Steinbeck’s Of Mice and Men is taken from the Robert Burns poem To a Mouse (On turning her up in her nest with the plough, November 1785):

*…But Mousie, thou art no thy lane,
In proving foresight may be vain:
The best laid schemes o’ mice an’ men
Gang aft agley,
An’ lea’e us nought but grief an’ pain,
For promis’d joy!.. *

Ed McBain’s Matthew Hope mysteries:

**Goldilocks
Rumpelstiltskin
Beauty And The Beast
Jack And The Beanstalk
Snow White And Rose Red
Cinderella
Puss In Boots
The House That Jack Built
Three Blind Mice
Mary, Mary
There Was A Little Girl
Gladly The Cross-Eyed Bear
The Last Best Hope **

Hemingway’s The Sun Also Rises references Ecclesiastes 1:5 “The sun also ariseth.”

While we’re at it, aside from the Bible what classic would be the most borrowed from without itself having borrowed from a still older work?

I would suspect Homer’s works. Can you think of something older still?

And to elaborate the notion, are there classics from other cultures beyond the Greeks, Romans and Hebrews that have provided significant borrowings?

Things like Egyptian classics, Teutonic myths, Eastern Indian writings, Chinese or Japanese or Korean literature.

Do Australian Aborigine legends ever get to the printed page? And, if so, do Down Under authors refer to those legends?

Stephen King’s The Dark Tower comes from Robert Browning’s poem “Childe Roland to the Dark Tower Came”, which is itself a literary allusion to a very old English fairy tale that was referenced in King Lear.

The author Robert Louis Nathan had a 1975 novel titled The Dreamtime.

Philip Jose Farmer took the title of his science fiction classic To Your Scattered Bodies Go from a John Donne sonnet titled “<a href=“At the round earth's imagined corners (Charles Hubert Hastings Parry) - ChoralWiki”>At the round earth’s imagined corners</a> (Holy Sonnet No. VII),” in the first stanza:

At the round earth’s imagined corners
blow your trumpets, angels
and arise from death
you numberless infinities of souls
and to your scattered bodies go!

One of many titles borrowed from Donne’s work, judging by this thread. He was quite a phrasemaker.

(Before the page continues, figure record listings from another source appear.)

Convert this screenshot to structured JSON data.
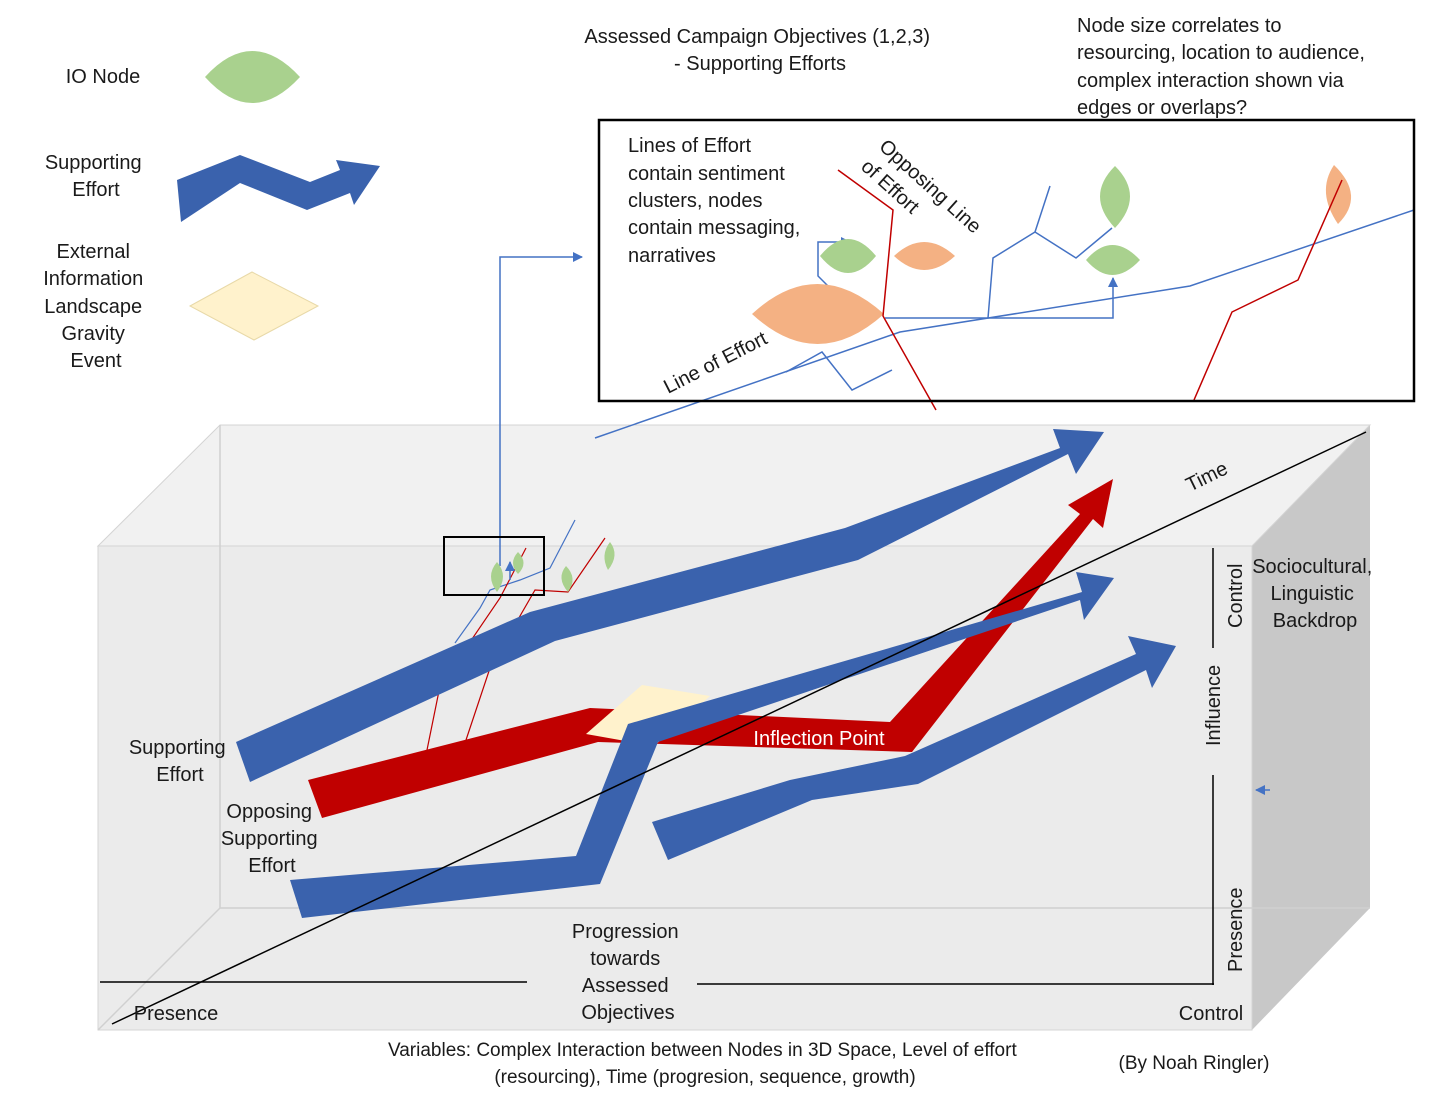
{
  "legend": {
    "io_node": "IO Node",
    "supporting_effort": [
      "Supporting",
      "Effort"
    ],
    "external_event": [
      "External",
      "Information",
      "Landscape",
      "Gravity",
      "Event"
    ]
  },
  "header": {
    "objectives": [
      "Assessed Campaign Objectives (1,2,3)",
      "- Supporting Efforts"
    ],
    "node_note": [
      "Node size correlates to",
      "resourcing, location to audience,",
      "complex interaction shown via",
      "edges or overlaps?"
    ]
  },
  "inset": {
    "description": [
      "Lines of Effort",
      "contain sentiment",
      "clusters, nodes",
      "contain messaging,",
      "narratives"
    ],
    "opposing_line": [
      "Opposing Line",
      "of Effort"
    ],
    "line_of_effort": "Line of Effort"
  },
  "diagram": {
    "time": "Time",
    "backdrop": [
      "Sociocultural,",
      "Linguistic",
      "Backdrop"
    ],
    "axis_control": "Control",
    "axis_influence": "Influence",
    "axis_presence": "Presence",
    "supporting_effort": [
      "Supporting",
      "Effort"
    ],
    "opposing_supporting_effort": [
      "Opposing",
      "Supporting",
      "Effort"
    ],
    "inflection_point": "Inflection Point",
    "progression": [
      "Progression",
      "towards",
      "Assessed",
      "Objectives"
    ],
    "presence_bottom": "Presence",
    "control_bottom": "Control"
  },
  "footer": {
    "variables": [
      "Variables: Complex Interaction between Nodes in 3D Space, Level of effort",
      "(resourcing), Time (progresion, sequence, growth)"
    ],
    "author": "(By Noah Ringler)"
  },
  "colors": {
    "supporting_blue": "#3a62ad",
    "opposing_red": "#c00000",
    "io_green": "#a9d18e",
    "node_orange": "#f4b183",
    "event_yellow": "#fff2cc",
    "thin_blue": "#4472c4",
    "thin_red": "#c00000",
    "box_face": "#ebebeb",
    "box_side": "#c8c8c8"
  }
}
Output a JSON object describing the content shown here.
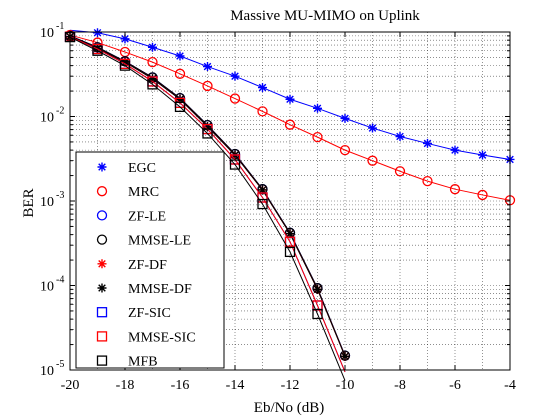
{
  "chart_data": {
    "type": "line",
    "title": "Massive MU-MIMO on Uplink",
    "xlabel": "Eb/No (dB)",
    "ylabel": "BER",
    "xlim": [
      -20,
      -4
    ],
    "ylim": [
      1e-05,
      0.1
    ],
    "yscale": "log",
    "grid": true,
    "legend_position": "bottom-left",
    "x_ticks": [
      "-20",
      "-18",
      "-16",
      "-14",
      "-12",
      "-10",
      "-8",
      "-6",
      "-4"
    ],
    "y_ticks": [
      {
        "base": "10",
        "exp": "-1"
      },
      {
        "base": "10",
        "exp": "-2"
      },
      {
        "base": "10",
        "exp": "-3"
      },
      {
        "base": "10",
        "exp": "-4"
      },
      {
        "base": "10",
        "exp": "-5"
      }
    ],
    "series": [
      {
        "name": "EGC",
        "color": "#0000ff",
        "marker": "star",
        "x": [
          -20,
          -19,
          -18,
          -17,
          -16,
          -15,
          -14,
          -13,
          -12,
          -11,
          -10,
          -9,
          -8,
          -7,
          -6,
          -5,
          -4
        ],
        "values": [
          0.105,
          0.098,
          0.083,
          0.066,
          0.052,
          0.039,
          0.03,
          0.022,
          0.016,
          0.0125,
          0.0095,
          0.0073,
          0.0058,
          0.0048,
          0.004,
          0.0035,
          0.0031
        ]
      },
      {
        "name": "MRC",
        "color": "#ff0000",
        "marker": "circle",
        "x": [
          -20,
          -19,
          -18,
          -17,
          -16,
          -15,
          -14,
          -13,
          -12,
          -11,
          -10,
          -9,
          -8,
          -7,
          -6,
          -5,
          -4
        ],
        "values": [
          0.092,
          0.075,
          0.058,
          0.044,
          0.032,
          0.023,
          0.0163,
          0.0115,
          0.008,
          0.0057,
          0.004,
          0.003,
          0.00225,
          0.00172,
          0.00138,
          0.00118,
          0.00102
        ]
      },
      {
        "name": "ZF-LE",
        "color": "#0000ff",
        "marker": "circle",
        "x": [
          -20,
          -19,
          -18,
          -17,
          -16,
          -15,
          -14,
          -13,
          -12,
          -11,
          -10
        ],
        "values": [
          0.09,
          0.066,
          0.045,
          0.029,
          0.0165,
          0.0079,
          0.0036,
          0.00138,
          0.00042,
          9.3e-05,
          1.48e-05
        ]
      },
      {
        "name": "MMSE-LE",
        "color": "#000000",
        "marker": "circle",
        "x": [
          -20,
          -19,
          -18,
          -17,
          -16,
          -15,
          -14,
          -13,
          -12,
          -11,
          -10
        ],
        "values": [
          0.09,
          0.066,
          0.045,
          0.029,
          0.0165,
          0.0079,
          0.0036,
          0.00138,
          0.00042,
          9.3e-05,
          1.48e-05
        ]
      },
      {
        "name": "ZF-DF",
        "color": "#ff0000",
        "marker": "star",
        "x": [
          -20,
          -19,
          -18,
          -17,
          -16,
          -15,
          -14,
          -13,
          -12,
          -11,
          -10
        ],
        "values": [
          0.088,
          0.064,
          0.044,
          0.028,
          0.016,
          0.0076,
          0.0035,
          0.00135,
          0.00041,
          9e-05,
          1.45e-05
        ]
      },
      {
        "name": "MMSE-DF",
        "color": "#000000",
        "marker": "star",
        "x": [
          -20,
          -19,
          -18,
          -17,
          -16,
          -15,
          -14,
          -13,
          -12,
          -11,
          -10
        ],
        "values": [
          0.088,
          0.064,
          0.044,
          0.028,
          0.016,
          0.0076,
          0.0035,
          0.00135,
          0.00041,
          9e-05,
          1.45e-05
        ]
      },
      {
        "name": "ZF-SIC",
        "color": "#0000ff",
        "marker": "square",
        "x": [
          -20,
          -19,
          -18,
          -17,
          -16,
          -15,
          -14,
          -13,
          -12,
          -11,
          -10
        ],
        "values": [
          0.088,
          0.063,
          0.042,
          0.026,
          0.0145,
          0.0071,
          0.0031,
          0.0011,
          0.00033,
          5.8e-05,
          9.5e-06
        ]
      },
      {
        "name": "MMSE-SIC",
        "color": "#ff0000",
        "marker": "square",
        "x": [
          -20,
          -19,
          -18,
          -17,
          -16,
          -15,
          -14,
          -13,
          -12,
          -11,
          -10
        ],
        "values": [
          0.088,
          0.063,
          0.042,
          0.026,
          0.0145,
          0.0071,
          0.0031,
          0.0011,
          0.00033,
          5.8e-05,
          9.5e-06
        ]
      },
      {
        "name": "MFB",
        "color": "#000000",
        "marker": "square",
        "x": [
          -20,
          -19,
          -18,
          -17,
          -16,
          -15,
          -14,
          -13,
          -12,
          -11,
          -10
        ],
        "values": [
          0.087,
          0.06,
          0.04,
          0.024,
          0.013,
          0.0063,
          0.0027,
          0.00092,
          0.00025,
          4.6e-05,
          7.5e-06
        ]
      }
    ]
  }
}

Woody Allen’s book of short stories, “Without Feathers”, is a play on the Emily Dickinson line, “Hope is the thing with feathers.”

A Confederacy of Dunces refers to Swift.

Patrick Neilsen Haden once said that when an author is stuck for a title, he can always take something from Andrew Marvell’s “To His Coy Mistress.” World Enough and Time has been used several times, most notably by Robert Penn Warren. Ursula K. Leguin used the phrase “Vaster than Empires and More Slow” from it for a short story, a Peter S. Beagle and Ellery Queen used A Fine and Private Place.

James Tiptree, Jr. used “And I Awake to Find Me Here on the Cold Hill Side” as a title from Keats “La Belle Dame Sans Merci.”

Asimov’s The Gods Themselves comes from a quote from Schiller: “Against stupidity, the Gods themselves contend in vain.” The books three sections are titled for the three parts of the quote.

Charles Sheffield’s “Georgia on My Mind” is named after the song.